One good reason for doing that is that a person seeing
e^{-\int p(x) dx}\int e^{\int p(x)dx}
might think, mistakenly, that the two exponentials cancel. They don't of course- you cannot take a function of x "inside" the integral like that.

Question(s) 2:

There are 3 dummy variables being used here:

e^{-\int_a^x p(\xi)\,d\xi}\qquad(8)

e^{\int_a^\xi p(\zeta)\,d\zeta}\qquad(9)

q(\xi)\,d\xi\qquad(10).

I am not really sure what is happening here. They are using \xi in (8) and (10) as dummy variables and in (9) as an endpoint of the integral.

No, that is not the case. In
e^{-\int_a^x p(\xi)d\xi
\xi is a dummy variable- the integral will be a function of x.

In
e^{\int_a^\xi p(\zeta)d\zeta
\zeta is a dummy variable but \xi is not- this integral will actually be a function of \xi so that it can be integrated with respect to \xi in the outer integral:
\int_a^x E(\xi)q(\xi) d\xi
where "E(\xi)" is the result of the previous calculation,
e^{\int_a^\xi p(\zeta)d\zeta

In that last integral, yes, \xi is a dummy variable- the integration is a function of x.

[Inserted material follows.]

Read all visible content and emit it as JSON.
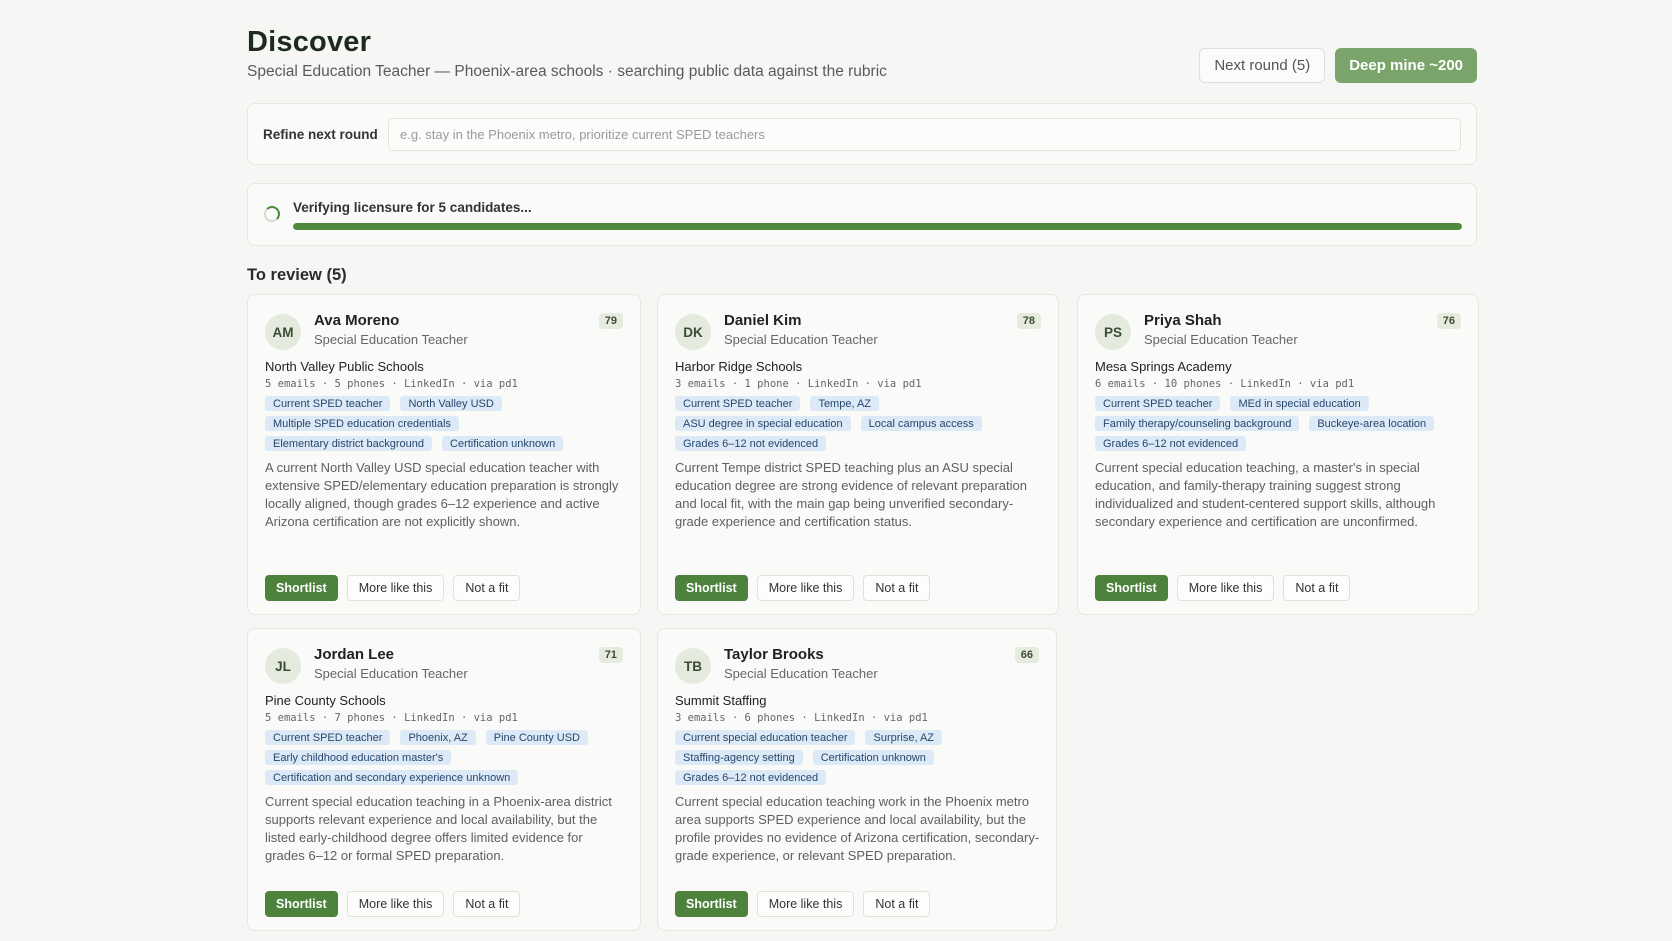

I don't expect anyone to answer all of this at once, but i would love to start a discussion about it so that I can solidify my understanding of the derivation. It's not enough anymore for me to just be able *to use* the integrating factor, but instead to *understand it.*

Thanks,
Casey

 

[Sherard]

I'm learning differential equations, and although I understand the methods I have learned thus far, I often have trouble seeing what is the reasoning behind them.

Take for example, the use of the integrating factor when solving first order linear ODE's. I understand how to use it, but I'm not sure where it came from. In the resources that I'm using there's really not explanation, instead the discussion is limited to: assume there's a function by which we can multiply our differential equation to make it integrable.

Can anybody explain why we use this approach?

thanks,by (Erik006)

 

[klondike]

I'm learning differential equations, and although I understand the methods I have learned thus far, I often have trouble seeing what is the reasoning behind them.

Take for example, the use of the integrating factor when solving first order linear ODE's. I understand how to use it, but I'm not sure where it came from. In the resources that I'm using there's really not explanation, instead the discussion is limited to: assume there's a function by which we can multiply our differential equation to make it integrable.

Can anybody explain why we use this approach?

thanks,by (Erik006)

I think the key is product rule. namely
(my)'=m'y+my'
Let's say you have a DE
y'+py=q
you want to make it look like product rule by multiplying both sides such that:
my'+mpy=mq
No quite product yet, but if mp=m' then
(my)'=mq
now that y can be solved by integrating both sides. m is very easy to solve given mp=m'.